May 27, 2026 7:04 pm EDT

Hayden Panettiere is reflecting on the darker side of growing up in Hollywood.

The “Nashville” alum, 36, got candid about her “brutal” experience as a child star during a panel discussion Tuesday night in West Hollywood, California, for her new memoir, “This Is Me: A Reckoning.”

“I had my first identity crisis,” Panettiere shared. “I remember exactly where I was, standing in my bedroom at 12 years old.”

The Golden Globe nominee — who began appearing in commercials as an infant before landing roles on soap operas “One Life to Live” in 1994 and “Guiding Light” in 1996 — explained that she spent much of her childhood either “playing characters” or sitting in audition rooms.

“It’s the most brutal experience, like the stark cold room, and just this row of people judging you,” she said.

Panettiere recalled how things shifted once producers realized she could cry on command while working on “Guiding Light.”

“I’ll never forget it,” she said. “Once they figured that out, it was just like, I never stopped crying.”

“You go through life experiences, and the imagery, you then have to go to places that you bring yourself are so dark and so ugly,” she continued. “And you’re sitting there, then afterwards, getting praise and love for it.
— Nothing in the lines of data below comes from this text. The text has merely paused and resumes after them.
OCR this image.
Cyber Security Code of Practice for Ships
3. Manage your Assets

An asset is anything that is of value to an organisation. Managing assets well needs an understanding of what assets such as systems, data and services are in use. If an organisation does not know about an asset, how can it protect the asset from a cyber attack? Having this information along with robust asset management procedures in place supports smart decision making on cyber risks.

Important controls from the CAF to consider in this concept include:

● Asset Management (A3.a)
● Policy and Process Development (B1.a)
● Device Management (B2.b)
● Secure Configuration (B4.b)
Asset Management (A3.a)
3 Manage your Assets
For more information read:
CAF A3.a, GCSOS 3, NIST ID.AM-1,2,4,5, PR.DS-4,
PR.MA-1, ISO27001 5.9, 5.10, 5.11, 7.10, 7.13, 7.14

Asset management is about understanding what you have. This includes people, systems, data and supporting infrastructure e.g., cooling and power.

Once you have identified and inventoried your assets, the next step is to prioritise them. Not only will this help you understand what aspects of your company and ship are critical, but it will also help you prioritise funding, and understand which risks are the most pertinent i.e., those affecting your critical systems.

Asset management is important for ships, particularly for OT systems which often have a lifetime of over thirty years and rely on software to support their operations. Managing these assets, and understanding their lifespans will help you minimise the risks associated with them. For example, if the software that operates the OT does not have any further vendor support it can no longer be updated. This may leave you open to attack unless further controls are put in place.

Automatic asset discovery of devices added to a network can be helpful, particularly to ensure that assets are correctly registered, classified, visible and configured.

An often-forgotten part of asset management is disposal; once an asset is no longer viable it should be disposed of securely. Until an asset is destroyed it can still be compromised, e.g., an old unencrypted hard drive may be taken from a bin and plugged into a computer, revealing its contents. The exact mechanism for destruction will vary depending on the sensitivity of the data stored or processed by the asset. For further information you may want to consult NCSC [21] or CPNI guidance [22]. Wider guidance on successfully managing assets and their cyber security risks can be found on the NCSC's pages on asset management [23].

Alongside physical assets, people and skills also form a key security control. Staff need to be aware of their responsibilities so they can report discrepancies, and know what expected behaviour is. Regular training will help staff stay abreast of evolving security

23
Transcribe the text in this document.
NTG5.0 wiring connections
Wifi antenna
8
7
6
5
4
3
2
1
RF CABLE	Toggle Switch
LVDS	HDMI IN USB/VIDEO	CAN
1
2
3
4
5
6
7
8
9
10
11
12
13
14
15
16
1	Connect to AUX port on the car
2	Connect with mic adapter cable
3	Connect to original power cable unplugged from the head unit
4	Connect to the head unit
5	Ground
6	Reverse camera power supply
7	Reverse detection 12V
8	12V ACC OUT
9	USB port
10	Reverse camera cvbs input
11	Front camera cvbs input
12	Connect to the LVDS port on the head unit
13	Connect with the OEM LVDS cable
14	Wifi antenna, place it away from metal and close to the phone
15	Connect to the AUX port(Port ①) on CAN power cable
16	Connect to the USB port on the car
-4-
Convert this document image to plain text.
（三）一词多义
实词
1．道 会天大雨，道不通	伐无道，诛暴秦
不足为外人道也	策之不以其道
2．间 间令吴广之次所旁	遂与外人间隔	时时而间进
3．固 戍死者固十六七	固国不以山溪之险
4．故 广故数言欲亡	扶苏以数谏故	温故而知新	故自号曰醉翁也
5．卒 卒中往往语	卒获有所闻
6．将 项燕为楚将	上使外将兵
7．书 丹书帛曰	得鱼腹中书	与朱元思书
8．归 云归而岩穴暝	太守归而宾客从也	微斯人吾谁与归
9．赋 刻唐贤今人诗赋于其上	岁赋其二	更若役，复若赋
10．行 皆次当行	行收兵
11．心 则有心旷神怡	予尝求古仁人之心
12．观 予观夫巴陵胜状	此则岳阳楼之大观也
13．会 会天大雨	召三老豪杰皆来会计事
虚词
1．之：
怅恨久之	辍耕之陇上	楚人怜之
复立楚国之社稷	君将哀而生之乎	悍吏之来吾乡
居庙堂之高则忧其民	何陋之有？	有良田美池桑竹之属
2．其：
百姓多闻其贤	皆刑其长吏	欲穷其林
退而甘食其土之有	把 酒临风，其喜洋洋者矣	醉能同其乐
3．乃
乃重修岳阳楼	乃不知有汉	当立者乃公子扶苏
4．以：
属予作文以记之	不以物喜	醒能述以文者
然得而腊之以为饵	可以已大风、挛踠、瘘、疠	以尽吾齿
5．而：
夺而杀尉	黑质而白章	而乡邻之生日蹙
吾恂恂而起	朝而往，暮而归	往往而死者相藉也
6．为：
You’re going, ‘Oh my God, when I feel pain, I get love.’”

Panettiere admitted, “I wasn’t checking in with myself. I’m a perfectionist. Like, I’ve been groomed. I’m so militant because, I’ve been groomed from such a young age that you don’t ask questions.”

“Someone says, ‘you stand on the mark, you get your lines right, I ask you to throw yourself in a building in the middle of the night in the pouring rain’ over and over and over again. These crazy stunts. You’re like, ‘Cool, yeah, sure. No problem, no problem.’ Again, again, again, again, again, and, and I just got to an age where I was just so emotional and so upset all the time that I was trying anything to make it okay.”

The “Heroes” alum said she was aware at a very young age that the emotional toll would eventually “come out sideways” in adulthood.

“I’m playing all these characters and I feel like they’re genuine and they’re a part of me, but who am I outside of this?” she recalled wondering at the time. “What is my identity?”

Panel moderator and “True Detective” actress Alyshia Ochse later asked Panettiere whether she ever learned how to emotionally recover after being constantly praised for immediately accessing vulnerability as a child actor.

“Well, obviously, it wasn’t, it was not good. It was not healthy,” Panettiere responded.

The actress said one of the hardest realities of working in television at a young age was committing years of her life to projects she barely understood.

“When you sign onto a project, you were signing six years of your life away based on one script,” she said. “So you really don’t know what you’re up for.”

“I didn’t realize how much it was affecting me until I just became so resentful and ugly and upset, and then when I went home, I could not get myself out of like a corner of the bed, like the bed became my safe nook.”

Panettiere has been candid in recent years about her struggles with addiction, postpartum depression and growing up in the spotlight as a child actor. Her new memoir, “This Is Me: A Reckoning,” hit stands May 19 and chronicles many of those experiences in greater detail.